Frunció el ceño. Alguien había arrancado los folios con la relación de los nombres. El joven indeciso, en una esquina, levantó la vista de los papeles y fijó la mirada en un cartel. Pensativo. Miró a los compañeros sin oírlos. No le interesaban las discusiones, que no llegaban a ningún lugar. Además, no lo comprenderían. Volvió a la lectura de los papeles que alguien había dejado olvidados o escondidos entre las hojas de la revista.

 

«Algunos sindicalistas comprometidos con dicha reforma se entrevistan con el alcalde. Este acaba de ser puesto en libertad, después de ser acusado de conspiración política. Les confirma la sospecha que ya tenían algunos. Vendrá el ejército enviado por gobernación desde la capital. En la Isla la indignación crece con las decisiones tomadas en el pueblo. Se prepara una gran represión.

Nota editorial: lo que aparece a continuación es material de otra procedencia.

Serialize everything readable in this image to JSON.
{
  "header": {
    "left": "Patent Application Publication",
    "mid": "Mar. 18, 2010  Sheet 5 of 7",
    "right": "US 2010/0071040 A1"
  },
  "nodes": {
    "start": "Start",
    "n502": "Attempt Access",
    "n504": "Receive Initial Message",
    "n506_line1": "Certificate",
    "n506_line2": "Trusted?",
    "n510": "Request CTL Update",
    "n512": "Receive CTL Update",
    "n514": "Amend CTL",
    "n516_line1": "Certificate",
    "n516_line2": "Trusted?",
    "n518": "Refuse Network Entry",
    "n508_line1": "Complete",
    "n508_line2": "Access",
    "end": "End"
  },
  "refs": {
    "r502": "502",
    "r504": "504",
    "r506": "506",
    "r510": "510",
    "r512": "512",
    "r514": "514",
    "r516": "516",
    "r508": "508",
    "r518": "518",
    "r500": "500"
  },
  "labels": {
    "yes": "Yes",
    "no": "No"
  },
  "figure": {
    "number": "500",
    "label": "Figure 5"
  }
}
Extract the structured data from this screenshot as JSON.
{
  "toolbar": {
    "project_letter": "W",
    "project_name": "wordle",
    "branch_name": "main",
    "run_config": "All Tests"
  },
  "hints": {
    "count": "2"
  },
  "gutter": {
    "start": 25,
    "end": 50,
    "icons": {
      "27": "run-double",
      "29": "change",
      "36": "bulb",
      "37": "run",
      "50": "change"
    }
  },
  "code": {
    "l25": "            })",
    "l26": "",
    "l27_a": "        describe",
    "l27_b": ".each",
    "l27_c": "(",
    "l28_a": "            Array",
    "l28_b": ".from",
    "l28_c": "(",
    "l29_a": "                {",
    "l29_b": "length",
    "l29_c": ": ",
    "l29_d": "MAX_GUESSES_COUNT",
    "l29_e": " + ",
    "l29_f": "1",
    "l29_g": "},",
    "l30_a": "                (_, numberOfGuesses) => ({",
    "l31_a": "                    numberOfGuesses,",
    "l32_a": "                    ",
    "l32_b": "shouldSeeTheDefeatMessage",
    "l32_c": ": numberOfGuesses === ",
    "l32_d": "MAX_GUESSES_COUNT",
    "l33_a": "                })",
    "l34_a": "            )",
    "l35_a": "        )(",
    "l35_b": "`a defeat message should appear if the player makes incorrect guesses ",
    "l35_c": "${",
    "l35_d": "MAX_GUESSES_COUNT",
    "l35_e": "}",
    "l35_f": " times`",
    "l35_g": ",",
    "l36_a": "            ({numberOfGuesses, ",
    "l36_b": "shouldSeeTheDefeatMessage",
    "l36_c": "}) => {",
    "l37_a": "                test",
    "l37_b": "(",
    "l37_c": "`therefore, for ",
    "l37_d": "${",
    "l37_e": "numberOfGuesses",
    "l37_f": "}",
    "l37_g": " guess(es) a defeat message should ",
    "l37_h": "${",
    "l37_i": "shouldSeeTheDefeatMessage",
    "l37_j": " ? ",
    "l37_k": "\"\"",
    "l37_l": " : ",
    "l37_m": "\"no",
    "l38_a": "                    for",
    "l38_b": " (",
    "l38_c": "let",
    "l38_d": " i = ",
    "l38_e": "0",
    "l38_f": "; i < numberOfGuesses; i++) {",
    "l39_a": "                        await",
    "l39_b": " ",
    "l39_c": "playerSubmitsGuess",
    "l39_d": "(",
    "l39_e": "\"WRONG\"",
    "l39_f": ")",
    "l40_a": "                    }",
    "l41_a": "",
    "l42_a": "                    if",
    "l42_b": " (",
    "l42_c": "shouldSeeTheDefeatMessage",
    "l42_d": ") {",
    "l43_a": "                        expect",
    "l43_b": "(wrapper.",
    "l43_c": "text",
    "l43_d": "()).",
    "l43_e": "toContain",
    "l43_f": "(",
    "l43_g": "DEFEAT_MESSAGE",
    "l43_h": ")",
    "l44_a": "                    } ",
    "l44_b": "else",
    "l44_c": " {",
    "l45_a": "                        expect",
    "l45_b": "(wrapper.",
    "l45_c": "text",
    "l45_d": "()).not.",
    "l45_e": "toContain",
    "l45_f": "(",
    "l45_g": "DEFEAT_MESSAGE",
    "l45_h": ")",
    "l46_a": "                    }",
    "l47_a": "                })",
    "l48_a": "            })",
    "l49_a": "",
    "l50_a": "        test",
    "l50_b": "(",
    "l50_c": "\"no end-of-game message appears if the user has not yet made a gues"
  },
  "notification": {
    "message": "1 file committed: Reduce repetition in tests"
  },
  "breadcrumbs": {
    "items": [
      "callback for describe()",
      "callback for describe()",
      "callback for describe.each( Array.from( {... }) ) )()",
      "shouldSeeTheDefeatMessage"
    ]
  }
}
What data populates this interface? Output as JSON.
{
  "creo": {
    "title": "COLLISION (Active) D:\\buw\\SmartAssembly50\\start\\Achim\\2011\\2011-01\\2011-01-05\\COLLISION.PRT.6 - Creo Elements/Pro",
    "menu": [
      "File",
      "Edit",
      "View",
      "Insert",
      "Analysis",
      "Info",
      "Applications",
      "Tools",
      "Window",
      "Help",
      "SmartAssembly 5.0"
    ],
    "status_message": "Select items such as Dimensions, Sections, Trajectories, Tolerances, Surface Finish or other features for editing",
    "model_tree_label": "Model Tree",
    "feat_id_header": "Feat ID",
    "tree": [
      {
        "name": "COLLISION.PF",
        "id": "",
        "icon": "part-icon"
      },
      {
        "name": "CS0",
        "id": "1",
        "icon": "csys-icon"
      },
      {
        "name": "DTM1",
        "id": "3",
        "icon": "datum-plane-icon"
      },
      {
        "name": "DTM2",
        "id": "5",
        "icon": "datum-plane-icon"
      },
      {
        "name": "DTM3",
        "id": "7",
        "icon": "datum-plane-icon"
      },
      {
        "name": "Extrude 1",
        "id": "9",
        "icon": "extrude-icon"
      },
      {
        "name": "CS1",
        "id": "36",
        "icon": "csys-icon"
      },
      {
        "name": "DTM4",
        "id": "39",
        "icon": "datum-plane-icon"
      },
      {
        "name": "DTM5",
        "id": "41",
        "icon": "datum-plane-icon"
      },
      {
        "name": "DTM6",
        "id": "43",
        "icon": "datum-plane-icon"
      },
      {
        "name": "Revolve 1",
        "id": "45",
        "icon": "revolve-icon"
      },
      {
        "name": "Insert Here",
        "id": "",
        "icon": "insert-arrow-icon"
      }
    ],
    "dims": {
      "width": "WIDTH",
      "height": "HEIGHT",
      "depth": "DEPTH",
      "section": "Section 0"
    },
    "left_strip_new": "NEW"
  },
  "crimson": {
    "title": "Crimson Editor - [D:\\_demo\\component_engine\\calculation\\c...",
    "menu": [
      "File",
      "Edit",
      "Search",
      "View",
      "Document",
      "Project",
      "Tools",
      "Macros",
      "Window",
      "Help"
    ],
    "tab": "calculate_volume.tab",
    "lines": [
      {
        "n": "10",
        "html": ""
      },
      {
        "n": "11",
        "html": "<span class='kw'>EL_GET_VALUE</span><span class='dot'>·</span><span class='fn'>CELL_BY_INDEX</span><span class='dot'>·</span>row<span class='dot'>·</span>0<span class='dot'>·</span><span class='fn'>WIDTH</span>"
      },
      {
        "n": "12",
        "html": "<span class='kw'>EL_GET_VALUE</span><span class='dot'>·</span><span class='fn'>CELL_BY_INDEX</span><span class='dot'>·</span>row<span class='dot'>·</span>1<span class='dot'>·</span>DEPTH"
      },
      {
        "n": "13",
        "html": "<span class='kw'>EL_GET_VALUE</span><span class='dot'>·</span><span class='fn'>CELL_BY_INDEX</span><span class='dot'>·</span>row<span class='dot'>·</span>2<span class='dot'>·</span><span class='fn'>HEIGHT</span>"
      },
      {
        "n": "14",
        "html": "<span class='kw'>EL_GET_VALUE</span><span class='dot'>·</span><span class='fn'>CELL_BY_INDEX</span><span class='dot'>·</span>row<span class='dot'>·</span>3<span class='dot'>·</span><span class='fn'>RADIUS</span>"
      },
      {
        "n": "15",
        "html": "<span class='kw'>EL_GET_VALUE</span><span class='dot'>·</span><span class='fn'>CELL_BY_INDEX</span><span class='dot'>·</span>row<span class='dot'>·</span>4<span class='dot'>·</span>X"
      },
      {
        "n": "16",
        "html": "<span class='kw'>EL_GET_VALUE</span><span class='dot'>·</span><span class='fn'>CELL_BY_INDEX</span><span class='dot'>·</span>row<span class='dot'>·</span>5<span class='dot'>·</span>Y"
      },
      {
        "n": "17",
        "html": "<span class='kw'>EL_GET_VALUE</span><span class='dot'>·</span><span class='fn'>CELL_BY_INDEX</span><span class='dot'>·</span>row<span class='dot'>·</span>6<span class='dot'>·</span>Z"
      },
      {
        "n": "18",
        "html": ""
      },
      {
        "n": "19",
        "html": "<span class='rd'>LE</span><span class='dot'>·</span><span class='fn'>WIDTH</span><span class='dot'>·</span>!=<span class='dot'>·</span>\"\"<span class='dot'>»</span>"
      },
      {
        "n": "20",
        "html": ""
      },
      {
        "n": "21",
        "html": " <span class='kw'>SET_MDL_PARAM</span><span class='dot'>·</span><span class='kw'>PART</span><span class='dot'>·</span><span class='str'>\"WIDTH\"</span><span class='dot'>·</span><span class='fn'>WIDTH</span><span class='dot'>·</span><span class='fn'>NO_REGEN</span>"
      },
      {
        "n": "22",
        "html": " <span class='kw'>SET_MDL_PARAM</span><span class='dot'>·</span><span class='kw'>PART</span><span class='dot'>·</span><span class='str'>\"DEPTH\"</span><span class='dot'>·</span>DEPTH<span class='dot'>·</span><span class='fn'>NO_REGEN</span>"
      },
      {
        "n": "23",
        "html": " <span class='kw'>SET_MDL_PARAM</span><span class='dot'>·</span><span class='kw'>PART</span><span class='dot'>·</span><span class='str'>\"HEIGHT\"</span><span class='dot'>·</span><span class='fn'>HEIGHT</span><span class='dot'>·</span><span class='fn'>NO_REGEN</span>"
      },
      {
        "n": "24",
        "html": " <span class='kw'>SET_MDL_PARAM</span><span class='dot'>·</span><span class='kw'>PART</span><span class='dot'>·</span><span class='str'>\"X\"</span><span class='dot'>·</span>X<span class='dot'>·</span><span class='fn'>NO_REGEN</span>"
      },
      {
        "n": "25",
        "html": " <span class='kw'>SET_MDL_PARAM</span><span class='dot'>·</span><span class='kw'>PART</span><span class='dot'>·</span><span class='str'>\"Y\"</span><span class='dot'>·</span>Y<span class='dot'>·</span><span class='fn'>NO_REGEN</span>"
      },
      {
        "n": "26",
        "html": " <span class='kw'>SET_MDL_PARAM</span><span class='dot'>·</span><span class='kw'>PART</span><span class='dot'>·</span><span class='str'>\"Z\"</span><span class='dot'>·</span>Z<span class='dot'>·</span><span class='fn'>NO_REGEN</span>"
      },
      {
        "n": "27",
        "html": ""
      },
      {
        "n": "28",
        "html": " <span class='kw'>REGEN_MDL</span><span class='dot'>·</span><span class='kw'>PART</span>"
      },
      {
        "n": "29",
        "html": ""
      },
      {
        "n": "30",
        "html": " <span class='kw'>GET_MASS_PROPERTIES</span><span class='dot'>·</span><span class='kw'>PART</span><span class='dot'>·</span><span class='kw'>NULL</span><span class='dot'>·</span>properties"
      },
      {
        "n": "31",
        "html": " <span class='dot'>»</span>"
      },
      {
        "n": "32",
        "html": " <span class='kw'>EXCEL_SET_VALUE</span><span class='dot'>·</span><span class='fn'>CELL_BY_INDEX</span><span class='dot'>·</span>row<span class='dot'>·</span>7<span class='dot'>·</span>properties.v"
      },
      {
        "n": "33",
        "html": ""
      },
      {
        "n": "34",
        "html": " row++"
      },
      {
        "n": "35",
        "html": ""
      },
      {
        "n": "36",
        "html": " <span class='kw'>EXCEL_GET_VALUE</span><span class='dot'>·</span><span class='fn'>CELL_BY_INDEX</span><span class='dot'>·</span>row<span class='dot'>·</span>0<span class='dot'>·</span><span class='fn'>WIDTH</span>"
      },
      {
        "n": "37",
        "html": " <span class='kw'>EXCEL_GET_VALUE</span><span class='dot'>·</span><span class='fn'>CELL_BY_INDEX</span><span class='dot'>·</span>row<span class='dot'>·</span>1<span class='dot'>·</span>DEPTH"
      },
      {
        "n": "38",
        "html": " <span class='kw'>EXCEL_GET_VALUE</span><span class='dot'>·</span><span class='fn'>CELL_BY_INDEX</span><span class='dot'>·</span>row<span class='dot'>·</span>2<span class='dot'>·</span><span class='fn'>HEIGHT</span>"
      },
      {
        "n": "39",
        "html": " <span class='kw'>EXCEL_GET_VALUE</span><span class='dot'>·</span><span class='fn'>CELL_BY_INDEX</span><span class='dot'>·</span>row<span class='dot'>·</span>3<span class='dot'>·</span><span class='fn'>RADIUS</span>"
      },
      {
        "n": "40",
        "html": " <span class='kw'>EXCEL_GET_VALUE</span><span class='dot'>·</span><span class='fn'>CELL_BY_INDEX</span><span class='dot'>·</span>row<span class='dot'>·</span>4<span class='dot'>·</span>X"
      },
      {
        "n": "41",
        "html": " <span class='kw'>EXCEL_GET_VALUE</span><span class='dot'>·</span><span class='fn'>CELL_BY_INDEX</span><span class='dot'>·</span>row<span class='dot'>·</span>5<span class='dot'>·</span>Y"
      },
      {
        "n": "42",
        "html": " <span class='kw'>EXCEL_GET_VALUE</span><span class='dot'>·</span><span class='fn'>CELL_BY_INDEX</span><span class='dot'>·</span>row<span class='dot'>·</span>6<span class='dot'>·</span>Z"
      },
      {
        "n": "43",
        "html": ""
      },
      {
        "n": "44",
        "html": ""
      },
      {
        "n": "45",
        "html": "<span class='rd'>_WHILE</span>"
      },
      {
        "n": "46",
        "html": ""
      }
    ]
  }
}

Es el escarmiento de los poderosos».

 

El joven se atusó la barba incipiente unos instantes. Se levantó y se asomó a la ventana. Las calles estaban vacías. Se respiraba un aire extraño, enmohecido. Solo se escuchaba, lejano, desde la acera del bar de la plaza, al borracho de siempre, que cantaba: «De piedra ha de ser cama, de piedra la cabecera, la mujer que a mí me quiera ha de quererme de veras...». La copla desafinada repetida cada día era parte del paisaje. Sonrió. Retornó a su asiento, al lado de la estantería, y abrió la revista para seguir leyendo aquellos folios medio amarillentos.

 

«Los compañeros manifestantes rodean el cuartelillo. Los guardias civiles no pueden contenerlos. Avisan al ejército. Nunca se había vivido en el pueblo algo parecido. Se escucha el clamor de aquellas voces que entonan el himno revolucionario:

 

Negras tormentas agitan los aires,

nubes oscuras nos impiden ver,

aunque nos espere el dolor y la muerte,

contra el enemigo nos llama el deber.

El bien más preciado es la libertad.

Hay que defenderla con fe y con valor.

 

Las gentes del pueblo miran por las rendijas de las contraventanas abiertas».

 

Quedó ensimismado tratando de asimilar lo que estaba leyendo. Aquella hazaña vivida hacía dos años no era relatada ya por nadie. Revivía con las palabras de aquel anónimo cronista lo que tantas veces Daniel Calmita le había contado como un secreto.

 

«Los compañeros los rodean con instrumentos de labranza, palos y algunos fusiles. Era la revolución que habíamos soñado muchas veces. Entona la gente muy alto:

 

¡En pie, pueblo obrero, a la batalla!

¡Hay que derrocar a la reacción!

 

Se siente el sudor y la respiración del pueblo. Las caras exaltadas por la sensación de triunfo. Están todos juntos, a punto de conseguir ganar una batalla. Aunque sea pequeña, es un gran paso».